Allo stesso modo, sempre la Corte dei Conti mette in evidenza come una parte importante dei progetti sia indietro nella tabella di marcia. Progetti non ancora allo stadio esecutivo o comunque non cantierabili, stazioni appaltanti (soprattutto a livello locale) inadeguate a gestire progetti complessi, incapacità ad affrontare anche gli aspetti amministrativi dei progetti. Oggi anche le imprese si rendono conto di queste difficoltà e taluni arrivano a considerare il Piano irrealizzabile (Gruppo Pizzarotti, sulla Stampa del 30 marzo).

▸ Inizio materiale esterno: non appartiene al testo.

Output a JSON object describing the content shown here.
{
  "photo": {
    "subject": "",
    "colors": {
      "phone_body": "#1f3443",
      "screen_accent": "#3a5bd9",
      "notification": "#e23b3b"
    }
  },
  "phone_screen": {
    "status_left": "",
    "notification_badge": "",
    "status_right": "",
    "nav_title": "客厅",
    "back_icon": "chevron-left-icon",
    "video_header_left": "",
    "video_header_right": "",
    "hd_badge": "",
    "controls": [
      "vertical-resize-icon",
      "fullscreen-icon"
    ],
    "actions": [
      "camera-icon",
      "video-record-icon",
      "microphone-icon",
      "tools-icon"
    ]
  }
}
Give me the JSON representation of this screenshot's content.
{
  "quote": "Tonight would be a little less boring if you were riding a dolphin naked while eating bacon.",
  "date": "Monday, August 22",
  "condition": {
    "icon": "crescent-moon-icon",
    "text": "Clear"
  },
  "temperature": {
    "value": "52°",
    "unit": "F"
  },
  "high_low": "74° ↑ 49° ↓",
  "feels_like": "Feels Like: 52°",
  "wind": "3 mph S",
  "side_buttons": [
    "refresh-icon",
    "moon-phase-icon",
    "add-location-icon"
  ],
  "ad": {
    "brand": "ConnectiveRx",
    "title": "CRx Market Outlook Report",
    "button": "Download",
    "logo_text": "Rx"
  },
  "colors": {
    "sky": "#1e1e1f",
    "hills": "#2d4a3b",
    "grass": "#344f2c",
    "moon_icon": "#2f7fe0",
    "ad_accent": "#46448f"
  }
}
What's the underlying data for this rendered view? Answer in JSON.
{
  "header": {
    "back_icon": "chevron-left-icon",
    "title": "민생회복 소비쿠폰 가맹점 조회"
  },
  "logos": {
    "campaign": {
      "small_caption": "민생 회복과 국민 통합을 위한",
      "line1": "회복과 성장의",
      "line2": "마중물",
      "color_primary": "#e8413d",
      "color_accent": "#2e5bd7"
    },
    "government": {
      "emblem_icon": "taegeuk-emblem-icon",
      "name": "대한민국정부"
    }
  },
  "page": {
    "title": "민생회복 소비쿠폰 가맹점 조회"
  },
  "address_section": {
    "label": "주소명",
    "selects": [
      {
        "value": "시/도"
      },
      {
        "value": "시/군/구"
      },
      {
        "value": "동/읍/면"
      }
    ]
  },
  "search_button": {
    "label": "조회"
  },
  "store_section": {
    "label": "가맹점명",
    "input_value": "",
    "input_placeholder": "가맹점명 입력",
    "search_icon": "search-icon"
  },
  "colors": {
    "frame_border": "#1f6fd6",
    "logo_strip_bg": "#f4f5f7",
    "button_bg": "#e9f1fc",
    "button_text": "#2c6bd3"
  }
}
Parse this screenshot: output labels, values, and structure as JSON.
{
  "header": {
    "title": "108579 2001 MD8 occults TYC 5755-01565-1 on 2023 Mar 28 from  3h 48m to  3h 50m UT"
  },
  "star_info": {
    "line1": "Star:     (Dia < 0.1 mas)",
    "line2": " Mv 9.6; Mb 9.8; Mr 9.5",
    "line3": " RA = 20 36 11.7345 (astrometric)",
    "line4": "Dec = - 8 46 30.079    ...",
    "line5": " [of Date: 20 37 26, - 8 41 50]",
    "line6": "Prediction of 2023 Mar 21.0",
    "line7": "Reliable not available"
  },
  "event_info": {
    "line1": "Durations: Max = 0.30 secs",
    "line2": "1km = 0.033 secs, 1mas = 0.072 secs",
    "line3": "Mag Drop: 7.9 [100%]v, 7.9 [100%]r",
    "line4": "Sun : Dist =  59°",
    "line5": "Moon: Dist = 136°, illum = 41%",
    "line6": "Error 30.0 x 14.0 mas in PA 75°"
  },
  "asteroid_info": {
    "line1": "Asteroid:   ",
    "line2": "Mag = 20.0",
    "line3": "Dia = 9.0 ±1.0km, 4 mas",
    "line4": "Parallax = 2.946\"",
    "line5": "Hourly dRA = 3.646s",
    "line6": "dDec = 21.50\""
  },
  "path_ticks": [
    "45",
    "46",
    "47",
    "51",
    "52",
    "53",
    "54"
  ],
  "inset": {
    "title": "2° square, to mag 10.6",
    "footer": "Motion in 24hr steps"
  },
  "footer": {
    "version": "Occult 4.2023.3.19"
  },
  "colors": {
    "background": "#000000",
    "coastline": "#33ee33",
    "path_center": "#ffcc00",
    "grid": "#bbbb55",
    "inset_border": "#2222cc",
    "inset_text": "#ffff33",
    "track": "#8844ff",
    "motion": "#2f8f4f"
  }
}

Intanto ci sarebbe da riflettere sul fatto che questo è anche il risultato di qualche decennio dello slogan “meno Stato, più mercato”. Meno Stato significa soprattutto questo: incapacità tecnico-operativa della Pubblica Amministrazione di svolgere il proprio ruolo di programmazione, progettazione, indirizzo e controllo sulle opere proprie e di terzi che comunque incidono sul territorio, che è appunto un bene pubblico. L’ interesse pubblico dovrebbe essere invece prioritario e tutelato e l’iniziativa privata non svolgersi in contrasto con l’utilità sociale o in modo da recare danno alla salute, all’ambiente, alla sicurezza, alla libertà, alla dignità umana (art. 41 Cost.). E questo equilibrio fra libertà e limite non può che essere garantito dallo Stato attraverso gli atti concreti della Pubblica Amministrazione. È il caso del codice degli appalti, costruito appunto per arginare e subordinare l’impresa privata a dei beni pubblici indisponibili quali la legalità, la trasparenza, la tutela del paesaggio e dell’ambiente. Ma solo uno Stato autorevole (non autoritario), competente (cioè dotato di risorse umane qualificate e indipendenti dai poteri privati) ed efficiente (nella sua funzione di legislatore, controllore e sanzionatore) può svolgere questa funzione equilibratrice e di garanzia.Quando questi presupposti non ci sono più, perché si sono volutamente indeboliti, allora è forte la tentazione di imboccare scorciatoie. Come è puntualmente avvenuto con il decreto PNRR tre che è entrato in vigore il 24 febbraio, introducendo modifiche profonde nella governance del Piano. Anche in questo caso ciò che ha guidato il legislatore erano l’urgenza e la “semplificazione”.  Tutto è andato verso l’accentramento dei poteri, il ricorso a poteri sostitutivi e l’abolizione delle procedure di analisi ambientali. Dunque, il PNRR sarà una grande occasione perduta, indipendentemente dai soldi che riusciremo a spendere, che affermerà e difenderà il passato e vecchio ordine dei pochi, rinunciando al futuro di tutti.